“Good evening. It is a pleasure to be with you tonight and all of the distinguished honorees. I would like thank Mairtin O Muilleoir and Ray O’Hanlon and the Irish Echo Newspaper for all the work you do on behalf of the Irish community and for hosting tonight’s event. I am honored to accept this Community Service Award.
“Let me begin by saying I am a proud Irish-American. It is the Irish-American culture that has prepared me to serve my community and the City of New York. The Irish-American values – such as hard work, persistence, fighting for justice and believing in people – are what drive many of my decisions today.
“My family, and my background in organized labor, has taught me that through public service I can make a difference.
“Over three generations of my family have been dedicated to public service in New York. My grandparents came over from Ireland in 1919 – my grandmother from Cavan and my grandfather of Louth – and they settled in Maspeth, Queens. My grandfather then became a proud member of the NYPD. In fact, both my grandfathers were police officers.
“My father, Walter, married my mother, Mary, in 1960 and over the next 20 years they grew our family size to 12 daughters and 3 sons—fifteen children in all. I was born the fourteenth of the fifteen. I have asked my mother quite a few times why she and my dad had so many children, and the answer was always the same: Just be happy you’re alive, how many of your friends have 14 brothers and sisters! I think they were just hot for each other.
“There is something about growing up in a household with 14 siblings that really teaches you how to fight for what you want. Just imagine the scenario of 12 girls getting ready for Sunday Mass or for school all at the same time. But it was at the kitchen table that our family shared the most. There were always conversations about current events—there were plenty of laughs, some fights, some tears and a lot of different points of view. I am happy to say that all my brothers and sisters came out alive and my mom is the proud grandmother of 45 grandchildren. Tonight we are joined by a number of my siblings.
“Most people in politics and the Irish community know my cousin U.S. Congressman Joe Crowley. Joe is one of the most effective members in the House of Representatives.
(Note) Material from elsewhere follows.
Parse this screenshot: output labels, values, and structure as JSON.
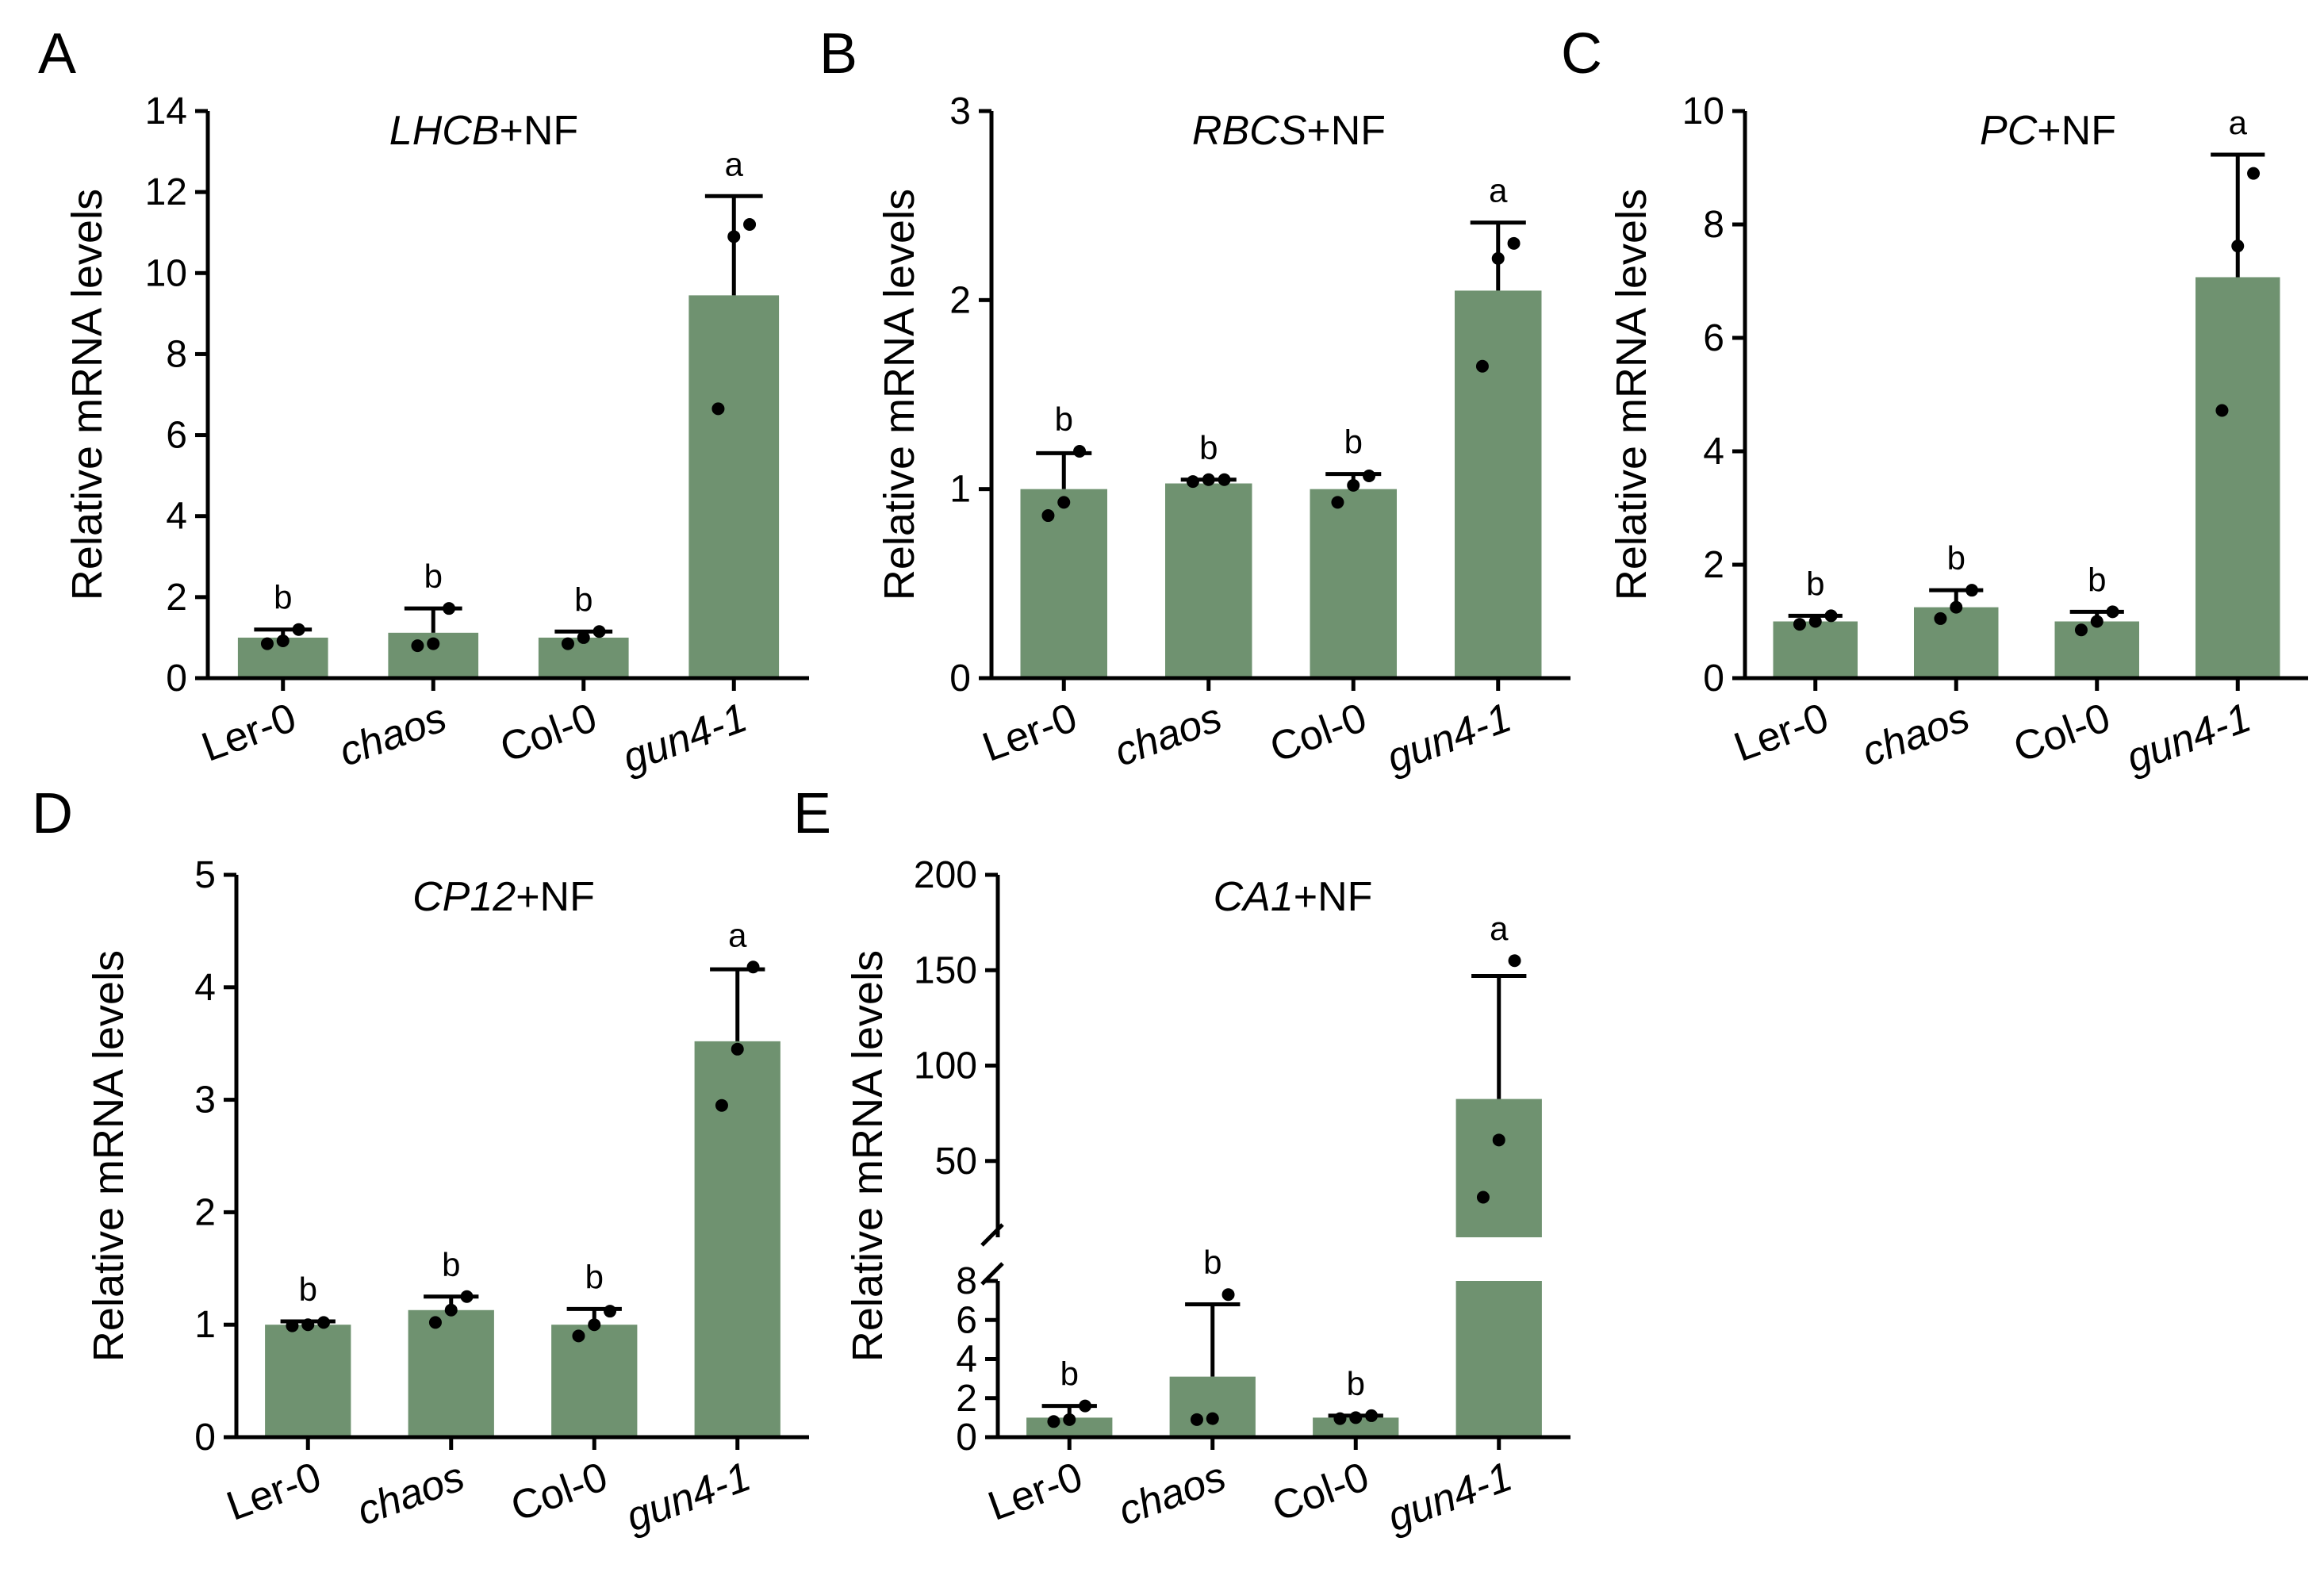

Joe has been a mentor and has shown me that being elected to office means you have been entrusted to serve with integrity; that it is our responsibility to serve as a voice for those who are unable to speak for themselves.
“The struggles of growing up in a big Irish family taught me how to fight—but it was my experience in organized labor that trained me to understand the important of having a strong voice in government for our working people.
“After college, I followed one of my passions as a painter and joined D.C. 9 International Union of Painters and Allied Trades. With D.C. 9, I worked to restore and preserve some of New York City’s most historic landmarks such as Radio City Music Hall, Central Synagogue and St. Patrick’s Cathedral. It was my work with D.C. 9 that shape me as an advocate for the needs of our working families.
“The Irish have been instrumental in building and protecting New York—and the history of the Irish in America is the history of the labor movement.
“That is why I’m concerned about what is going on in Wisconsin. There are forces that are not trying to balance budgets—they are trying to break unions. This is not democracy—this is union busting. As an Irish American I see that as trying to break a part of our heritage and I stand with our brothers and sisters in Wisconsin and I hope you will as well.
“The reality is the labor movement everywhere is under attack. As Chair of the Fire & Criminal Justice Services Committee on the City Council, it is my job to make sure we are protecting the safety of all New Yorkers by protecting those who protect us.
“I would like to recognize some our city’s heroes here with us tonight, Steve Cassidy, Jim Slevin and members of the UFA and Al Hagan, Eddie Boles and members of the UFOA. We are also joined by the President of the Massachusetts Firefighters Edward Kelly.
“As a Member of the City Council, I am determined to continue to fight for a stronger community, for our public safety and for good education. That’s how I hope to bring service to politics and I am so grateful to have your support.
“Our ancestors came here in search of a better life—and that’s something all of us share in America. And so my fellow Irish-American women and men, I will conclude with a vision expressed by one of our great New York Senators, Robert F. Kennedy: ‘Few will have the greatness to bend history – but each of us can work to change a small portion of events, and in the total of all those acts will be written the history of a generation.’